Herbie Hancock ignorait tout de l’hallucinante genèse de l’opus. La chanson “Love Song” est inspirée des premières plongées sous-marines qu’Anne a effectuées. La jeune quadragénaire a franchi un cap : elle, qui se sentait illégitime à chanter, nous révèle, ici, sur son propre texte, un timbre aussi naturel que lumineux. Hancock ne savait pas qu’elle avait appris à surmonter la peur qui l’avait envahie, quand, une fois, ayant perdu son groupe de plongée, elle s’était retrouvée seule, “à 18 mètres de profondeur dans l’eau trouble et froide”. Elle précise ce qu’il en est advenu :“Tout en convoquant l’organique et le vivant, ce qui est le mantra de l’album, j’ai eu envie d’un son électro sur “Love Song” et j’ai pensé à Peaches, dont Gildaa reprend au micro l’énergie féroce”.

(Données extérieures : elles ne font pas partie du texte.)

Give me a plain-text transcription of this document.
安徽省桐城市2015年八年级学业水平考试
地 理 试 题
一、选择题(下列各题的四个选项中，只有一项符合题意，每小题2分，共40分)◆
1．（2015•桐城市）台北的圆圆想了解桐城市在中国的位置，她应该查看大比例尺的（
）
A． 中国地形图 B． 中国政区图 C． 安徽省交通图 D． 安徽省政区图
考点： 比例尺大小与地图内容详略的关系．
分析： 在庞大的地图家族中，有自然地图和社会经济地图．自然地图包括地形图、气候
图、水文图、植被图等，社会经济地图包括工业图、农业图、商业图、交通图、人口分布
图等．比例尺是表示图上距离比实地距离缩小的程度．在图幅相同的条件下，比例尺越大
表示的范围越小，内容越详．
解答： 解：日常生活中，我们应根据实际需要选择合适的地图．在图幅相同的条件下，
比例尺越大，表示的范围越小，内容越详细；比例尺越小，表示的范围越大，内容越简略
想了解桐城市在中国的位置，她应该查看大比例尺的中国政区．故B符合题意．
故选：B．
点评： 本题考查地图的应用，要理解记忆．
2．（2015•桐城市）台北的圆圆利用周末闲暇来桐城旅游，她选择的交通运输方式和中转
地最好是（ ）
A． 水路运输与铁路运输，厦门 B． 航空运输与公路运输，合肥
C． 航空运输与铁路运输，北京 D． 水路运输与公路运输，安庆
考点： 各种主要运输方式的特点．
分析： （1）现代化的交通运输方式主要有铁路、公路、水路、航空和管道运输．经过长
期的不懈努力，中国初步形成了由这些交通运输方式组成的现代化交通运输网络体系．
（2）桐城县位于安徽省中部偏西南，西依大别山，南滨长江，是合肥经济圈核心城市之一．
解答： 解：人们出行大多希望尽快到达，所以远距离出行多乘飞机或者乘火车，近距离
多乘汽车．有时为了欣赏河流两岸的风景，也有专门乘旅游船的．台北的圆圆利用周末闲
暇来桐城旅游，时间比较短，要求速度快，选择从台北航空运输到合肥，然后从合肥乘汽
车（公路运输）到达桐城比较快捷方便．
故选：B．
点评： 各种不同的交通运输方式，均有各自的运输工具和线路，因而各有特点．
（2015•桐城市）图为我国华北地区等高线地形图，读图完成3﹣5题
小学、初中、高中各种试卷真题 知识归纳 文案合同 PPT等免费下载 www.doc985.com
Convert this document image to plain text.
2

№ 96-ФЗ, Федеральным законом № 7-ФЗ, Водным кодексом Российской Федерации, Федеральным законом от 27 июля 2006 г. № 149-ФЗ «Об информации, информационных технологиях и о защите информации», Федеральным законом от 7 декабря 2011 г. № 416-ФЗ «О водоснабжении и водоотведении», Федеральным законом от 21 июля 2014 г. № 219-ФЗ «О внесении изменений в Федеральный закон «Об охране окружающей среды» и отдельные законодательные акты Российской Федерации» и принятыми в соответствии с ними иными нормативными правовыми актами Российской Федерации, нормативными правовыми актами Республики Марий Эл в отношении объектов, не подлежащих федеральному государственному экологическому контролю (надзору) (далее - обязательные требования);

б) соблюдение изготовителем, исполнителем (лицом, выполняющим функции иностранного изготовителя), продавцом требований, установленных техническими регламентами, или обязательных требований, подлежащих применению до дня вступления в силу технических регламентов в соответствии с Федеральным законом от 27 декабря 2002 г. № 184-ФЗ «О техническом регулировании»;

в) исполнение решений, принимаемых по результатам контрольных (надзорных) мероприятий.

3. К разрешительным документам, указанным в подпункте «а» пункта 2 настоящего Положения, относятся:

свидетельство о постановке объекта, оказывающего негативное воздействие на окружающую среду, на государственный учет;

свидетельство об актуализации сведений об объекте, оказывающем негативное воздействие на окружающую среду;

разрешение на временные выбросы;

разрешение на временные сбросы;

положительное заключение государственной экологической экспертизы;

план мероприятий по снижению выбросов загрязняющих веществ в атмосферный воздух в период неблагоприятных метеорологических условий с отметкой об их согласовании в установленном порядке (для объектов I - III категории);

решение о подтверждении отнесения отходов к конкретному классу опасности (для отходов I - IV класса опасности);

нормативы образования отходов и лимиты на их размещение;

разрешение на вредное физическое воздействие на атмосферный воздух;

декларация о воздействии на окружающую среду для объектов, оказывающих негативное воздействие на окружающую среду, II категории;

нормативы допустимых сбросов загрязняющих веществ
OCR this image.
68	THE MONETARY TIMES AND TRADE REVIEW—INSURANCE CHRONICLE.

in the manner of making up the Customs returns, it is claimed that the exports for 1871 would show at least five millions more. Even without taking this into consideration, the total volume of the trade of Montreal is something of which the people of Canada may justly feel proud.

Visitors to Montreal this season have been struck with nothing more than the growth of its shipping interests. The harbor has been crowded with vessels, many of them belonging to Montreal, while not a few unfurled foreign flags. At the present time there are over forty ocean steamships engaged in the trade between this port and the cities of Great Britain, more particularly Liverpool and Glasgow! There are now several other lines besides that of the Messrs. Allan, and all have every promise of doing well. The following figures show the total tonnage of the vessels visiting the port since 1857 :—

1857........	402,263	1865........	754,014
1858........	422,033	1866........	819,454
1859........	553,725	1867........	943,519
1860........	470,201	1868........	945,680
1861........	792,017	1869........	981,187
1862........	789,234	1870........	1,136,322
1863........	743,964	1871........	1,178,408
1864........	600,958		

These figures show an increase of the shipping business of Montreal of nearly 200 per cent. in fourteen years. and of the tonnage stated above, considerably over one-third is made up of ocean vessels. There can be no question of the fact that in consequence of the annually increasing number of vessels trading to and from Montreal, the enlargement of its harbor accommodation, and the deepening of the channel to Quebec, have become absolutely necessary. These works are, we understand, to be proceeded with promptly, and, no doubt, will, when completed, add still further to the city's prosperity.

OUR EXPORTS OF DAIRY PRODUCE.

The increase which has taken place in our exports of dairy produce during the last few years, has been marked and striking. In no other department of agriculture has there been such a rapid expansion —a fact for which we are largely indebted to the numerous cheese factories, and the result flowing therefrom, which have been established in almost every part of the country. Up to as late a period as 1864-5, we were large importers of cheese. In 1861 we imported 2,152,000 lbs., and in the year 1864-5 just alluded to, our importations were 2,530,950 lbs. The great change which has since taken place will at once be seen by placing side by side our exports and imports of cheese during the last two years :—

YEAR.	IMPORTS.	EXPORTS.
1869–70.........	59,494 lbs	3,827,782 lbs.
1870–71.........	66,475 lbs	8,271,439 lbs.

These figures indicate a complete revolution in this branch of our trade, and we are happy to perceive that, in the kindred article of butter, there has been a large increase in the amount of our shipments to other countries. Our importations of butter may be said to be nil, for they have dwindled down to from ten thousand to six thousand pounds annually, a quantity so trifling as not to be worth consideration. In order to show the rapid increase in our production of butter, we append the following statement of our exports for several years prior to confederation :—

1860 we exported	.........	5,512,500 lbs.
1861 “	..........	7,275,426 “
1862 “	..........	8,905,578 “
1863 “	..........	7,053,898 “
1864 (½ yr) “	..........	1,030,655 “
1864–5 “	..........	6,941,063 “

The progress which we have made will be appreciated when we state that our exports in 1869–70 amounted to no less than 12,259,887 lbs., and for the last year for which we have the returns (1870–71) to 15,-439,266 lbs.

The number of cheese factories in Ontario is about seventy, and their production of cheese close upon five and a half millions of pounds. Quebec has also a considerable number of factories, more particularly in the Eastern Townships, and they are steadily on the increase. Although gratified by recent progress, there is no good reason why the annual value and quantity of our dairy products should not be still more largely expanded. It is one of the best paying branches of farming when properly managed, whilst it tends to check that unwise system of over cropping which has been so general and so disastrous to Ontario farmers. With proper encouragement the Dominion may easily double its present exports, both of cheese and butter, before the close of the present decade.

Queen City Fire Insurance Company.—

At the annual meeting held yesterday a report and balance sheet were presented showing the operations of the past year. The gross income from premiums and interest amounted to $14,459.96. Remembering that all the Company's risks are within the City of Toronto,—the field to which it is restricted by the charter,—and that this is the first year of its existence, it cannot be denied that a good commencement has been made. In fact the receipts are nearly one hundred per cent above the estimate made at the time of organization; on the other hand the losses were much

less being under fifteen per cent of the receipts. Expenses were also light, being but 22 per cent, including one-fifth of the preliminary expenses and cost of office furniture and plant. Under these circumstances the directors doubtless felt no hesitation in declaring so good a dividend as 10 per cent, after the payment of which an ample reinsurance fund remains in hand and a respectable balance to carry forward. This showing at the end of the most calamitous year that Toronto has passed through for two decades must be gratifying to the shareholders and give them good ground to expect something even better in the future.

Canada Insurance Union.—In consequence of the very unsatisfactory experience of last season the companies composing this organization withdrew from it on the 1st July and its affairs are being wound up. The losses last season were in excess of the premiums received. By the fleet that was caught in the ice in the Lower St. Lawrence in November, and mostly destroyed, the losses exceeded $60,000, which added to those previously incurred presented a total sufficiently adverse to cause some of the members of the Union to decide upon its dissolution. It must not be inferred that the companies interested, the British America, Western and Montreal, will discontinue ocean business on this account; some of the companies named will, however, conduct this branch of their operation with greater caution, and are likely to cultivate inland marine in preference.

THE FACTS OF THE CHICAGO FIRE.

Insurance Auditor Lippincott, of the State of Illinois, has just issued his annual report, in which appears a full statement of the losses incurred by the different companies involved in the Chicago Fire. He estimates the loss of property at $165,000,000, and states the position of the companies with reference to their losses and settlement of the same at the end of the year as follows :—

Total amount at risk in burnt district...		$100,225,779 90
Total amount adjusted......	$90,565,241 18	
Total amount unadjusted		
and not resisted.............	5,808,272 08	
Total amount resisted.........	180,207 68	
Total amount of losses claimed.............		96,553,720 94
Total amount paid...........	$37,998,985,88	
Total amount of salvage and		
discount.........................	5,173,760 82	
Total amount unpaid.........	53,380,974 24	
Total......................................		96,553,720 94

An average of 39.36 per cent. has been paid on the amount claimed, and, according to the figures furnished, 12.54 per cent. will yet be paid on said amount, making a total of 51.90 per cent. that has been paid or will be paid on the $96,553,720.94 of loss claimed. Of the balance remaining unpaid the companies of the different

Robert Plant (ex-LED ZEPPELiN) félicitant Anne Paceo lors de Jazz In Marciac 2025 /// Photo © Fara C

En juillet 2025, à Jazz In Marciac, ce fut Robert Plant (ex-Led Zeppelin) qui complimenta Anne Paceo, à peine sortie de scène, où elle avait officié au sein du quintet Le Temps Virtuose de la saxophoniste Sophie Alour. “Atlantis” défie les classifications et peut toucher tout.e mélomane qui, sans œillères, s’abandonne à cette épopée sonique, à ses tourbillons, ses flots déchaînés, ses accalmies pacifiées. Dans “Atlantis”, on est tantôt bercé, tantôt bringuebalé aux quatre vents, à travers jazz, pop, folk, électro, ostinatos entêtés, enivrants chorus de trompette ou de saxophone, lancinantes mélopées s’élevant au ciel à la manière de suppliques, bouquets de voix claires comme l’aube d’un nouveau monde, ondes vibratoires surgies de nulle part, pulsations qui s’agrippent à nos pieds et à nos neurones… Les harmonies explosent en poussières d’étoiles. Ou bien s’agglomèrent dans un maelström aux masses sonores denses et redoutables. Que se passe-t-il ?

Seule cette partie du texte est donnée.